- WHITE PAPERS
Arby's has revamped its mobile kitchen into a larger, more interactive truck that can bring customers some of their favorite Arby's food. Since its debut in 1998, the truck has gone through some major changes.
The first truck was more like a moving billboard for the company with a sound system. The second truck had a kitchen, but it wasn't large enough to deliver a large quantity of food. The current truck has a full kitchen that cranks out 500 to 600 sandwiches an hour.
But there are more changes to attract and engage more guests. A bright red trailer has interactive activities, such as a Wii gaming system and a new photo booth.
"People want to be entertained and engaged," said John Gray, spokeman for Arby's Restaurant Group. "We've made (that) a part of the Arby's experience."
The photo booth allows customers to stand in front of a green screen and have their photo taken, which will produce a red background in the final photo. Customers enter their e-mail address and their photo will be sent to their inbox. Also, by entering their e-mail, customers can sign up for the Arby's Extra, the company's e-club that features special promotions and coupons.
The truck also has a putting game for customers, and the roof of the truck acts as a "stage" to emcee from during an event. This way, customers can participate in a dance contest or hear announcements.
Another new addition to the truck is a telescoping sign that can elevate the Arby's sign 30 feet in the air to attract people.
The new truck is already serving customers, but it isn't completely fool-proof. Gray said there are still some kinks to work out and the truck will have to be given a proper name.
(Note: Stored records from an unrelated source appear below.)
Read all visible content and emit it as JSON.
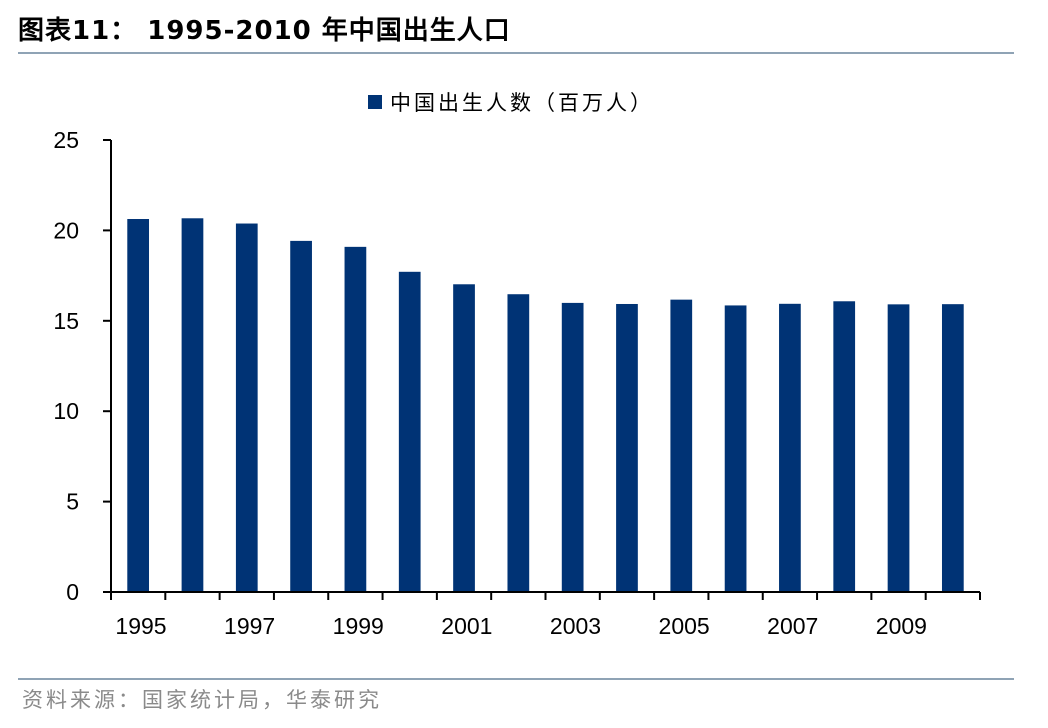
{
  "figure": {
    "title": "图表11： 1995-2010 年中国出生人口",
    "source": "资料来源：国家统计局，华泰研究"
  },
  "colors": {
    "bar": "#003375",
    "axis": "#000000",
    "rule": "#8fa3b5"
  },
  "chart_data": {
    "type": "bar",
    "categories": [
      "1995",
      "1996",
      "1997",
      "1998",
      "1999",
      "2000",
      "2001",
      "2002",
      "2003",
      "2004",
      "2005",
      "2006",
      "2007",
      "2008",
      "2009",
      "2010"
    ],
    "x_tick_labels": [
      "1995",
      "",
      "1997",
      "",
      "1999",
      "",
      "2001",
      "",
      "2003",
      "",
      "2005",
      "",
      "2007",
      "",
      "2009",
      ""
    ],
    "series": [
      {
        "name": "中国出生人数（百万人）",
        "values": [
          20.63,
          20.67,
          20.38,
          19.42,
          19.09,
          17.71,
          17.02,
          16.47,
          15.99,
          15.93,
          16.17,
          15.85,
          15.94,
          16.08,
          15.91,
          15.92
        ]
      }
    ],
    "ylim": [
      0,
      25
    ],
    "yticks": [
      0,
      5,
      10,
      15,
      20,
      25
    ],
    "grid": false,
    "legend": "top-center"
  }
}
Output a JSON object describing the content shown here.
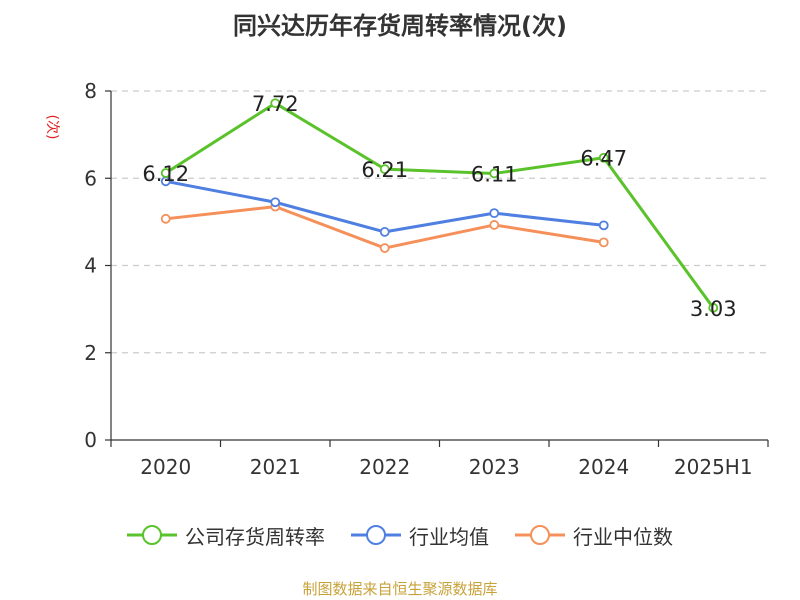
{
  "chart_data": {
    "type": "line",
    "title": "同兴达历年存货周转率情况(次)",
    "ylabel": "(次)",
    "categories": [
      "2020",
      "2021",
      "2022",
      "2023",
      "2024",
      "2025H1"
    ],
    "ylim": [
      0,
      8
    ],
    "yticks": [
      0,
      2,
      4,
      6,
      8
    ],
    "grid": true,
    "legend_position": "bottom",
    "series": [
      {
        "name": "公司存货周转率",
        "color": "#5ac22a",
        "values": [
          6.12,
          7.72,
          6.21,
          6.11,
          6.47,
          3.03
        ],
        "labels": [
          "6.12",
          "7.72",
          "6.21",
          "6.11",
          "6.47",
          "3.03"
        ]
      },
      {
        "name": "行业均值",
        "color": "#4f7fe0",
        "values": [
          5.93,
          5.45,
          4.77,
          5.2,
          4.92,
          null
        ]
      },
      {
        "name": "行业中位数",
        "color": "#f5905a",
        "values": [
          5.07,
          5.35,
          4.4,
          4.93,
          4.53,
          null
        ]
      }
    ]
  },
  "source": "制图数据来自恒生聚源数据库"
}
Support for Big Brothers Big Sisters
The main purpose of the Arby's Mobile Kitchen is to support the Arby's Foundation's Charity Golf Tournaments, which benefit Big Brothers Big Sisters (BBBS), a national youth mentoring program.
"(It) made sense to benefit something that helps young people," Gray said.
BBBS recruits and trains mentors, or "bigs," for children between the ages of 6 and 18. It costs BBBS $1,000 to maintain a match between a big and "little" for one year.
Arby's and BBBS partnered in the late 1980s, and Arby's is the organization's largest national corporate sponsor. In addition to the golf tournaments, 2,500 Arby's restaurants ask customers to donate $1 to their local BBBS.
Gray said BBBS and Arby's were a great match. One of Arby's core values is to make a difference by giving back to the community. Since Arby's employs many young people, helping BBBS fits.
Arby's Mobile Kitchen goes on 17 golf tournaments a year all over the United States. While in a particular city during a tournament, the mobile kitchen will visit different locations in that community, whether it is a school or state fair. This way, Arby's is supporting that local BBBS and the community.
Last year, the Arby's Mobile Kitchen attended about 200,000 different community events.
Mobile menu, social media
Arby's Mobile Kitchen provides customers with a hot, fresh and free classic Arby's lunch. Customers can choose from three classic Arby's items: the Roast Beef Sandwich, the Beef N' Cheddar Sandwich and the Jamocha Swirl Shake.
Gray said the company considered serving its famous Curly Fries, but the fryer uses too much heat for a mobile kitchen. When serving a full lunch, the truck offers customers a bag of chips and a bottled Pepsi product along with a sandwich.
Social media has become a great way for restaurants and companies to connect with customers and to advertise its brand. Arby's uses Facebook to advertise where the mobile kitchen will be next. Many Arby's Facebook fans post requests for the mobile kitchen to come to their town and for Arby's to keep or add certain products.
Arby's also uses Facebook to post photos of the new mobile kitchen and of customers enjoying the benefits the truck offers.
Facebook and the new mobile kitchen have created a unique personality for Arby's. This personality surfaced when the company decided to use the spare time in between the golf tournaments to the company's advantage by building product awareness.
"We've found the right balance of this community marketing and product marketing," Gray said.